Syntax 4.2


Introduction


A computer program or application is written in a computer language like C, C++, Swift, Java, Pascal, Javascript, Scala and others. Languages are either compiled or interpreted. In a compiled program a translation is done from the source files written in the language into a binary form that can be understood by an execution engine, either as machine code, or instructions for a JVM or CLI. Other languages do not compile, but rather interpret as they find the code, like in the case of javascript, and no intermediate representation is needed.

Compiler Compilers

Computer language compilers and interpreters are computer programs themselves. But, how do you create such programs? As many people know, trying to write a compiler by brute force is a long, tedious and error prone effort. Thankfuly there are standard techniques for creating these compilers. They are designed and modeled usually in a meta-language that describes the language structure. Then a compiler-compiler is used to produce the computer language compiler or interpreter.

Syntax is a compiler-compiler. It can be used to model languages and their different elements in a structured and rigorous format. Other compiler-compilers exist like yacc, bison, javacc, antlr, and many others. In addition, other tools had to be used for parts of the compilation to happen, like the use of lex and others.

Syntax can be used to create either compilers or interpreters.

Brief History

Syntax was born in the 1980s as an alternative to yacc, to produce Apple Basic and 6502 assembler compilers, since yacc:

  1. Was not on an Apple
  2. Produced C code
  3. Had a great syntax and approach, yet its output was inescrutable.
  4. It delegated the lexical analysis to an external tool.
  5. Has been maintained, yet few improvements have been made.

Syntax was ported to C, written in C, as a tool for my students in college for the compiler construction course while I was a professor at De La Salle University in Mexico City. It is inspired by yacc. But why another yacc-like tool? For once, I have added lexical analysis included in it with great output of results in HTML, including visual DFA graphs, different algorithms (LALR, SLR), support for C, Java, Pascal, Javascript, and extensible to others. Besides, I wanted to teach my students how the code for a compiler-compiler looked like, and yacc source is impenetrable and coarse. Now my students were able to browse compiler-compiler generation code in all its facets. And the code generated is clean and readable.

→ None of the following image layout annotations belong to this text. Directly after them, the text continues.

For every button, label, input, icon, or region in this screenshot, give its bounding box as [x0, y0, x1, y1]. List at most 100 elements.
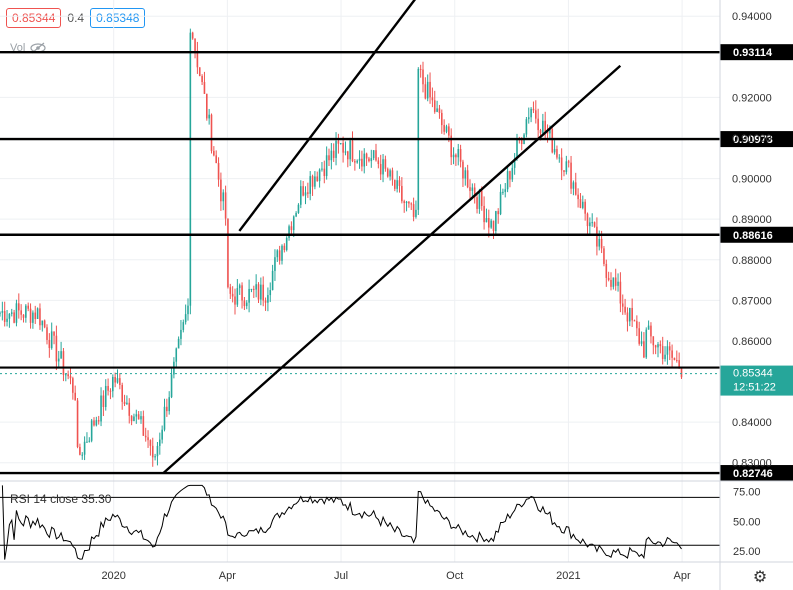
candle-body — [337, 140, 340, 144]
buy-price-button[interactable]: 0.85348 — [90, 8, 146, 28]
candle-body — [97, 420, 100, 422]
candle-body — [250, 288, 253, 290]
candle-body — [72, 378, 74, 393]
candle-body — [231, 293, 234, 297]
candle-body — [574, 182, 577, 195]
rsi-length: 14 — [33, 492, 47, 506]
candle-body — [342, 143, 344, 153]
candle-body — [560, 157, 563, 171]
x-tick-label: Jul — [334, 570, 348, 582]
candle-body — [520, 139, 523, 144]
gear-icon[interactable]: ⚙ — [752, 569, 768, 586]
candle-body — [589, 222, 591, 227]
candle-body — [593, 222, 596, 227]
candle-body — [379, 163, 382, 175]
candle-body — [450, 135, 452, 158]
candle-body — [220, 179, 222, 202]
candle-body — [504, 189, 507, 192]
candle-body — [527, 117, 530, 120]
candle-body — [3, 311, 6, 322]
candle-body — [624, 306, 626, 313]
candle-body — [419, 68, 422, 70]
candle-body — [457, 149, 460, 158]
candle-body — [133, 416, 135, 422]
candle-body — [257, 284, 260, 300]
candle-body — [339, 143, 342, 145]
candle-body — [671, 350, 673, 358]
candle-body — [433, 100, 436, 112]
candle-body — [619, 281, 622, 304]
candle-body — [650, 325, 652, 337]
candle-body — [323, 168, 326, 177]
rsi-legend[interactable]: RSI 14 close 35.30 — [10, 492, 111, 506]
candle-body — [478, 190, 481, 209]
candle-body — [495, 211, 497, 232]
candle-body — [137, 414, 140, 420]
candle-body — [43, 320, 46, 328]
candle-body — [424, 84, 427, 99]
candle-body — [530, 108, 532, 118]
candle-body — [67, 374, 69, 377]
candle-body — [283, 245, 286, 250]
sell-price-button[interactable]: 0.85344 — [6, 8, 62, 28]
candle-body — [591, 222, 593, 224]
candle-body — [492, 220, 495, 232]
candle-body — [144, 435, 147, 438]
candle-body — [307, 192, 309, 194]
candle-body — [107, 385, 109, 391]
candle-body — [274, 257, 276, 271]
candle-body — [300, 186, 302, 205]
candle-body — [222, 192, 225, 202]
candle-body — [290, 226, 293, 231]
candle-body — [126, 402, 128, 404]
candle-body — [79, 446, 81, 455]
candle-body — [645, 329, 648, 358]
candle-body — [391, 170, 394, 180]
y-tick-label: 0.84000 — [732, 417, 772, 429]
candle-body — [614, 277, 617, 286]
spread-value: 0.4 — [67, 11, 85, 25]
candle-body — [156, 445, 159, 457]
candle-body — [154, 456, 156, 458]
candle-body — [104, 385, 107, 407]
candle-body — [281, 245, 283, 261]
candle-body — [506, 171, 509, 190]
candle-body — [321, 168, 323, 170]
level-label: 0.82746 — [733, 468, 773, 480]
candle-body — [271, 270, 274, 291]
rsi-tick-label: 75.00 — [733, 486, 761, 498]
candle-body — [285, 237, 288, 250]
candle-body — [394, 179, 396, 189]
candle-body — [32, 312, 34, 323]
candle-body — [464, 170, 467, 179]
candle-body — [469, 187, 471, 191]
current-price-label-bg — [720, 365, 793, 396]
trend-channel — [162, 0, 622, 474]
candle-body — [227, 218, 229, 288]
candle-body — [636, 321, 638, 329]
candle-body — [483, 205, 485, 223]
candle-body — [302, 186, 304, 196]
candle-body — [582, 201, 584, 208]
candle-body — [396, 180, 398, 189]
candle-body — [278, 250, 281, 261]
candle-body — [647, 325, 650, 330]
candle-body — [445, 126, 448, 132]
candle-body — [633, 320, 636, 322]
candle-body — [25, 305, 27, 318]
candle-body — [210, 114, 213, 151]
candle-body — [638, 328, 640, 344]
candle-body — [570, 162, 572, 189]
candle-body — [18, 303, 20, 311]
x-tick-label: Oct — [446, 570, 463, 582]
candle-body — [168, 397, 170, 412]
grid — [0, 0, 720, 562]
candle-body — [48, 339, 51, 349]
y-tick-label: 0.94000 — [732, 11, 772, 23]
candle-body — [502, 191, 504, 193]
candle-body — [121, 384, 123, 402]
rsi-name: RSI — [10, 492, 31, 506]
price-toolbar: 0.85344 0.4 0.85348 — [6, 8, 146, 28]
candle-body — [163, 406, 166, 430]
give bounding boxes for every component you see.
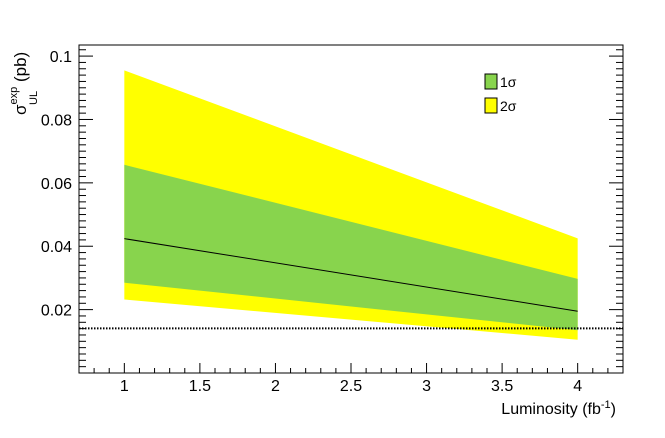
y-axis: 0.02 0.04 0.06 0.08 0.1 <box>41 49 623 368</box>
x-axis: 1 1.5 2 2.5 3 3.5 4 <box>93 363 609 395</box>
legend-swatch <box>484 73 498 90</box>
bands-layer <box>124 70 578 340</box>
x-axis-label-main: Luminosity (fb <box>501 401 601 418</box>
y-axis-label-sup: exp <box>8 87 20 105</box>
y-axis-label-sigma: σ <box>11 104 30 115</box>
y-tick-label: 0.06 <box>41 176 72 193</box>
y-tick-label: 0.04 <box>41 239 72 256</box>
x-axis-label: Luminosity (fb-1) <box>501 399 616 418</box>
x-tick-label: 3.5 <box>491 378 513 395</box>
x-tick-label: 4 <box>573 378 582 395</box>
band-1sigma <box>124 164 578 331</box>
x-axis-label-exponent: -1 <box>601 399 611 411</box>
x-tick-label: 3 <box>422 378 431 395</box>
x-axis-label-close: ) <box>611 401 616 418</box>
x-tick-label: 1 <box>120 378 129 395</box>
y-tick-label: 0.1 <box>50 49 72 66</box>
expected-limit-line <box>124 238 578 312</box>
legend-label: 2σ <box>500 98 517 114</box>
x-tick-label: 2.5 <box>340 378 362 395</box>
y-axis-label-unit: (pb) <box>11 52 30 87</box>
x-tick-label: 2 <box>271 378 280 395</box>
legend-swatch <box>484 97 498 114</box>
legend: 1σ 2σ <box>484 73 517 114</box>
y-axis-label: σexp (pb) UL <box>8 52 40 115</box>
x-tick-label: 1.5 <box>189 378 211 395</box>
y-axis-label-sub: UL <box>28 91 40 105</box>
svg-text:σexp (pb): σexp (pb) <box>8 52 30 115</box>
y-tick-label: 0.02 <box>41 303 72 320</box>
y-tick-label: 0.08 <box>41 112 72 129</box>
lines-layer <box>79 238 623 330</box>
legend-label: 1σ <box>500 74 517 90</box>
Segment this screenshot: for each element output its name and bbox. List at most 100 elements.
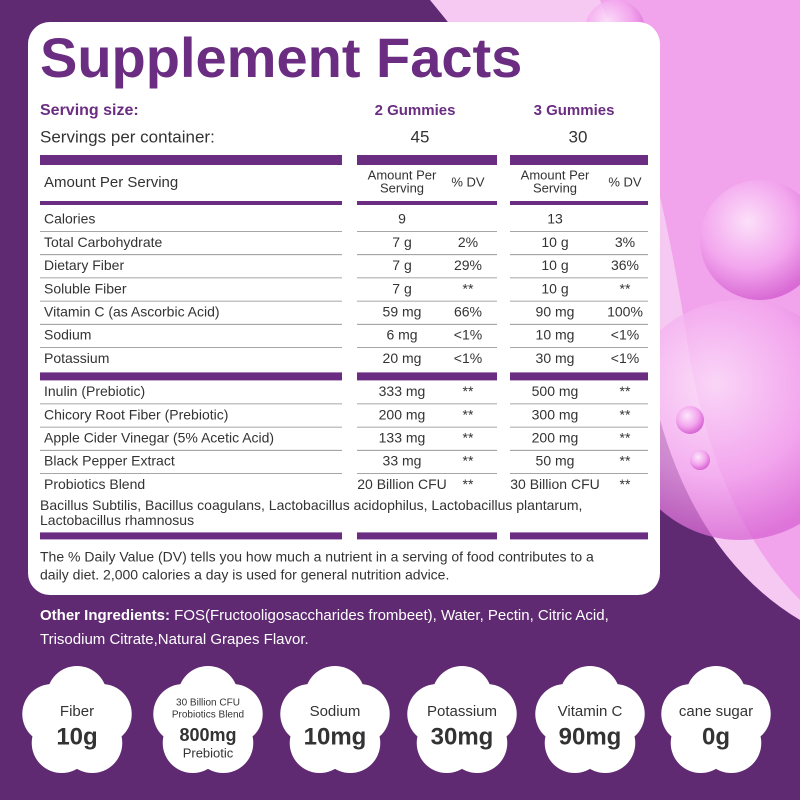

In the 2010s I ported syntax as version 4 to java, for ease of distribution and build integration from maven.

Just an additional note: you may ask yourself, if a compiler-compiler is used to generate a compiler, how is Syntax written? Is there a compiler-compiler-compiler of sorts? Well, the answer is no. The first version of Syntax was created in Apple Basic using standard SLR tecnhiques, but mostly by hand. Once I moved to a C codebase in the late eighties, I used syntax 1.x to “define” a structure for my C based version of syntax 2.0. So in a sense, Syntax 1 was the compiler compiler for the 2.0 version. And so forth. Today syntax is built with syntax, albeit one version back. The current version (4.2 at the time of writing) is built with Syntax 4.1.

I thought that having a yacc like syntax would help the introduction and teaching of LR parsers.

Features
  1. The introduction of lexical definitions as part of the grammar (regex and non-regex). You can either code your parser with embedded code that scans the text, or use the provided built-in lexer generator using regex.
  2. Error messages per %error definition. Unlike yacc, error messages can be provided in the language definition file and obtained as needed.
  3. Output for:
    • Java
    • C
    • Free Pascal/Delphi Pascal
    • Javascript, for Node.js and Nashorn on JVM
    • Future: Scala, Rust, Swift.
  4. Translated to Java from its 1985 apple basic, and 2006 C codebase. The grammar definition is in Syntax format. Syntax is used to generate Syntax itself.
  5. Support for lexic-driven parsers. Unlike standard parsers, lexic driven parsers allow you to move in the parse graph by keeping state. The lexer calls the parser, and when done with transitions, control is returned to the lexer who can wait for the next token.
  6. Ability to compile with LALR (yacc) or SLR, more compact and simple, albeit a little more restrictive. Honalee LR algorithm in the works.
  7. Eject the output table in a compressed mode (yacc-like) or a matrix, for readability/teachability. Also, produce a rich HTML report.
  8. Unlike yacc and bison, the output is properly formated and readable!

I am planning to add in future releases of the 4.0 codebase:

  • Support the concept of %external for sectional inclusions, encapsulation and reuse.